Benedicto XVI concluye la reforma de la eternidad. Por Juan G. Bedoya

Todo es metáfora. Donde el Credo enseña que los buenos serán premiados con el cielo eterno y los pecadores castigados con un terrible infierno, en realidad no se refiere a lugares físicos entre las nubes o bajo tierra, sino a estados de ánimo. Vale lo mismo para el purgatorio, que el papa Benedicto XVI acaba de reducir también a un simple "fuego interior". "El purgatorio no es un elemento de las entrañas de la Tierra, no es un fuego exterior, sino interno", dijo el Pontífice en la catequesis del miércoles pasado.

Juan Pablo II sostuvo algo parecido en agosto de 1999 sobre el cielo y el infierno, también meros estados de ánimo. Lo había proclamado mucho antes el filósofo existencialista francés Jean Paul Sartre, con esta frase que hizo época: "El infierno son los otros".

Dijo en 1999 el famoso papa polaco: "El infierno, más que un lugar, es una situación de quien se aparta de modo libre y definitivo de Dios". Y también que "el cielo no es un lugar físico entre las nubes, sino una relación viva y personal con Dios".

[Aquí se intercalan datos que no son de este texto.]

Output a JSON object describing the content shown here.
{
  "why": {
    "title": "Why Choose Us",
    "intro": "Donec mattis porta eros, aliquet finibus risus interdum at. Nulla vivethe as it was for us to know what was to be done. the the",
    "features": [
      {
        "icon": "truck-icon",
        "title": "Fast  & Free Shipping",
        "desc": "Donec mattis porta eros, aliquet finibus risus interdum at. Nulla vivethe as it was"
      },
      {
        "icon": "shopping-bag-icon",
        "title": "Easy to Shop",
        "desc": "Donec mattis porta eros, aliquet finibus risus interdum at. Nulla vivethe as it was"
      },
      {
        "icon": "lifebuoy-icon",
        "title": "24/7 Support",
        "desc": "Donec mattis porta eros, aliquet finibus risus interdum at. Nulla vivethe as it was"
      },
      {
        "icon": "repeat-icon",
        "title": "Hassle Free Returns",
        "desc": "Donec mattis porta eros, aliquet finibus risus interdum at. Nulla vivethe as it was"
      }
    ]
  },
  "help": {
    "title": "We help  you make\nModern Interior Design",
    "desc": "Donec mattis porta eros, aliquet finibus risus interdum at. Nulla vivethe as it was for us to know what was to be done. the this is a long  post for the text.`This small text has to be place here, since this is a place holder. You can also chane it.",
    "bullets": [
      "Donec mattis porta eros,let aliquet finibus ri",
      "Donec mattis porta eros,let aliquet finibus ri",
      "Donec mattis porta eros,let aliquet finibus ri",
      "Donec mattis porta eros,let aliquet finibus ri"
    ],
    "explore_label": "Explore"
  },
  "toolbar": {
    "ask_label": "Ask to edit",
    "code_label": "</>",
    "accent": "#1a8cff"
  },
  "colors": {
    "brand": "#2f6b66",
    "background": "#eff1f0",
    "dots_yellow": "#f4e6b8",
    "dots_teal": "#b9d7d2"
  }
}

Hasta ahora estaba justificado escribir cielo, infierno, purgatorio o limbo en mayúscula porque se consideraban topónimos, "si bien de carácter mítico o imaginario". Lo establece así la Real Academia Española en la reciente Ortografía de la lengua española. Su argumento es que esos sustantivos "designan específicamente los lugares establecidos por las distintas religiones como destino de las almas tras la muerte".

Liquidados como topónimos míticos, pierden el derecho a la mayúscula. Queda por llegar una petición de disculpas por las desgracias y los miedos causados con esos espantajos. Después de Galileo era imposible creer en el cielo tal como lo presentaban los eclesiásticos. Pero decirlo ha sido peligroso durante siglos. En el año 1600 fue quemado vivo Giordano Bruno; en 1616 condenado Copérnico, y en 1663, Galileo. El precio moral que ha pagado el Vaticano por esas barbaridades es elevado, pero mayor el quebranto de millones de fieles que han vivido -muchos viven todavía- aterrorizados por la idea del fuego eterno en un infierno ahora desechado.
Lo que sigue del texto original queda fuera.